April 9, 2009

Hometown elevator career lasts for 46 years

Hometown elevator career lasts for 46 years
By ALLAN TINKER
If you don’t count the days he is filling in until management finds his replacement, Mike Gesellchen has been working at the Farmers Elevator in Goodrich for 46 years. He is on duty until spring fishing season gets underway in earnest or his replacement is hired, whichever comes first.
The 46 years have been enjoyable, according to Gesellchen. “It is a nice place to work,” he smiled. “We haven’t had any major injuries or fires.”
He has seen the elevator take in 1.5 million bushels in its heyday, and continue with their services today with a yearly average of 500,000 bushels.
“The decline in farms has been the biggest change, along with the crop varieties. There are more specialty crops now, sunflowers, canola and soybeans, the oil crops. There are also a few peas raised, mostly the feed variety. It used to be wheat and barley crops,” Gesellchen stated.

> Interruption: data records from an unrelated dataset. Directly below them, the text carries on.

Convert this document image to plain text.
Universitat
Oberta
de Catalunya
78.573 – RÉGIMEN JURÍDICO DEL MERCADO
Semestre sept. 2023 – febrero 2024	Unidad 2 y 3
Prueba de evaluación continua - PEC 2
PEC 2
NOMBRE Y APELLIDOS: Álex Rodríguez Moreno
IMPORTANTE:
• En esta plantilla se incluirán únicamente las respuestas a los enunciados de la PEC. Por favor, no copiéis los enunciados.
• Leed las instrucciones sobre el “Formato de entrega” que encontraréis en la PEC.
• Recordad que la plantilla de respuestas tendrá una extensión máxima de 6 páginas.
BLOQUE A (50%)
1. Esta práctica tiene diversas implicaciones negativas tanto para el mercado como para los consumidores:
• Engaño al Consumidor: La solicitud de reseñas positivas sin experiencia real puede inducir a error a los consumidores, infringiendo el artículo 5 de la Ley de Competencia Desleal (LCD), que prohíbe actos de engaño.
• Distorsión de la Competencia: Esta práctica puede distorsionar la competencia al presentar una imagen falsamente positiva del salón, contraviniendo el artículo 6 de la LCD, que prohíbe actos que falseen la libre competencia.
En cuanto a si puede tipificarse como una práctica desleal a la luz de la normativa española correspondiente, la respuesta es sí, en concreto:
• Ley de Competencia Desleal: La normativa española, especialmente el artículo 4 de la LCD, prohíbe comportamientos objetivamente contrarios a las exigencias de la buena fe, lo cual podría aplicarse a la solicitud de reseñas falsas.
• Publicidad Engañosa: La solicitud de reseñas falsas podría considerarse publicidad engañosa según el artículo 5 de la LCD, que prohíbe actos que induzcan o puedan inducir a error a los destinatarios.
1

“Another change is the lost rail service in the early 1990’s. Everything is by truck now. The elevator today is a merge of the two original Goodrich elevators, The Farmers Co-op, the three buildings to the west, and the Goodrich Farmers Elevator, the three on the east side of the street. They merged into the current Goodrich Farmers Co-op Elevator in 1984,” he added.
Gesellchen has worked for several elevator managers, becoming manager himself in 1990. His first supervisor was A.L. Schmidt, then Wilbur Snyder, Alvin Dahl and Lawrence Duchscherer. He became assistance manager in 1973 when Snyder was manager.
The feed roller mill plant is in the west buildings, and Gesellchen’s co-worker, Arden (Skip) Mindt, does most of the feed sales. Also a long time employee, Gesellchen thought that Skip had been there about 30 years. The other services include cleaning grain, selling fertilizer and chemicals, and handling of grain sales and purchases. The work is still done by hand, he revealed, with only the market information on computer service for them. The two men share most of the tasks during busy times, and a third worker, Marge Konschak, works part time as a bookkeeper. She has been with the elevator 37 years.